Or could it be used in your basic keto chocolate brownie?
I’m new to your website but definitely hooked! Ty much for so much great, healthy information about food and keto!
Carolyn says
Sure!
Jenna says
These were excellent. I made them for Valentine’s day and my husband loved them…I did too!
I did leave out the weird ingredient and didn’t miss it. Used frozen strawberries instead and had to bake longer but was what I had. So good!
diana says
just made these.. well really just ate them.. they are delicious!!!! thank you for your recipes.. they save me daily!!.. okay maybe not save me but definitely feed me!
Carolyn says
So glad you liked them!
Judith Henriksen says
Thank you Carolyn! Perfectly delicious recipe.
Connie says
Made this last week and am making again this week. It may have been breakfast and lunch a couple of times
Maria says
What does the glucomannan do? Thank you!
Carolyn says
Please read the section entitled Ingredients You Need, as it explains why we use certain ingredients.
Chris Houck says
I think this is next on my list to make!!
Fran says
I made these today with blueberries instead of raspberries, they turned out great. I made the blueberry sauce by cooking the blueberries, smashing once cooked then adding the Swerve and x gum.

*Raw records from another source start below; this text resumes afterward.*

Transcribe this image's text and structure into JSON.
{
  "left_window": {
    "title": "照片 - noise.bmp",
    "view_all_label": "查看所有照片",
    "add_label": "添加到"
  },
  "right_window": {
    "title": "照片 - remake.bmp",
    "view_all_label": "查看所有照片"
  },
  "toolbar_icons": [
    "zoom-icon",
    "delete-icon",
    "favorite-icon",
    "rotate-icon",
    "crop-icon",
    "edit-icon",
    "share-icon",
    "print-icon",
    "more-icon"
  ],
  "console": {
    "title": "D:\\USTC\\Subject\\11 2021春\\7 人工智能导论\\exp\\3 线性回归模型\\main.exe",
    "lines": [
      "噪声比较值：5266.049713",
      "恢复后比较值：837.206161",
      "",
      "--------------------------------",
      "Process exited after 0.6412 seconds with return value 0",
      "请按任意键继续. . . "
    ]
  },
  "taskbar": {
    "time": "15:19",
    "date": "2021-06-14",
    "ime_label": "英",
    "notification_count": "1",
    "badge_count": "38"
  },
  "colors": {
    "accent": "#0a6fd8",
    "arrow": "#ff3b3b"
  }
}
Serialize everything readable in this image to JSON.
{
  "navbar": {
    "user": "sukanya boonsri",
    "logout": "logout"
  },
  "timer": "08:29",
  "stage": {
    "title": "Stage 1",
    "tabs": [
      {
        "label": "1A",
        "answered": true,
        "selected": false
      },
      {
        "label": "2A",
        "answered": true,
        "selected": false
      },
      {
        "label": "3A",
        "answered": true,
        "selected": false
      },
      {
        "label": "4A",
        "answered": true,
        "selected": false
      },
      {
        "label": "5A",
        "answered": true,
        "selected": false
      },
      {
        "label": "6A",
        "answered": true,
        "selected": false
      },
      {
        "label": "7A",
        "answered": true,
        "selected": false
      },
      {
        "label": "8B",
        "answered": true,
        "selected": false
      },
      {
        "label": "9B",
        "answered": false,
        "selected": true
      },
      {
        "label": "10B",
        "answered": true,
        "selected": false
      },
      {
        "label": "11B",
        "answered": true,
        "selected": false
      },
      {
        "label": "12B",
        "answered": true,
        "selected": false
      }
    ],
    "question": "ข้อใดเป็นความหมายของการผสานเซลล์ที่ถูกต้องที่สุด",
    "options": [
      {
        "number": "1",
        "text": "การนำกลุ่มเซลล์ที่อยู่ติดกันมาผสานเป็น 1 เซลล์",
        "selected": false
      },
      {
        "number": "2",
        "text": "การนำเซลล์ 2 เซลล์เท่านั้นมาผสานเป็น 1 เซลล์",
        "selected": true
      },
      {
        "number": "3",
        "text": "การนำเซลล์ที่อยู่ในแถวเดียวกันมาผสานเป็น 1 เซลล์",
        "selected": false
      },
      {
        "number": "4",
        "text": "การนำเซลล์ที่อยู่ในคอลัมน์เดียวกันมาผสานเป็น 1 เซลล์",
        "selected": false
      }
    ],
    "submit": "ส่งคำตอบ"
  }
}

Another excellent recipe Carolyn 😁
Catherine tiehaara says
I just made these and they are fabulous. perfect combo of raspberries, chocolate, cheesecake. best of your recipes I’ve made so far and I’ve made so many!
Jon Eric Myers says
This is not keto. It has powered sweetener in it.
Carolyn says
Oh my. It seems you aren’t well versed in keto ingredients. Powdered sweetener is not the same as powdered SUGAR. It’s erythritol, it’s totally keto.
Wendy White says
Carolyn have you ever experimented with a vegan egg replacement? Trying to sort a dessert to have for gluten free vegan niece
Carolyn says
Not for these brownies, although I think some people have been successful.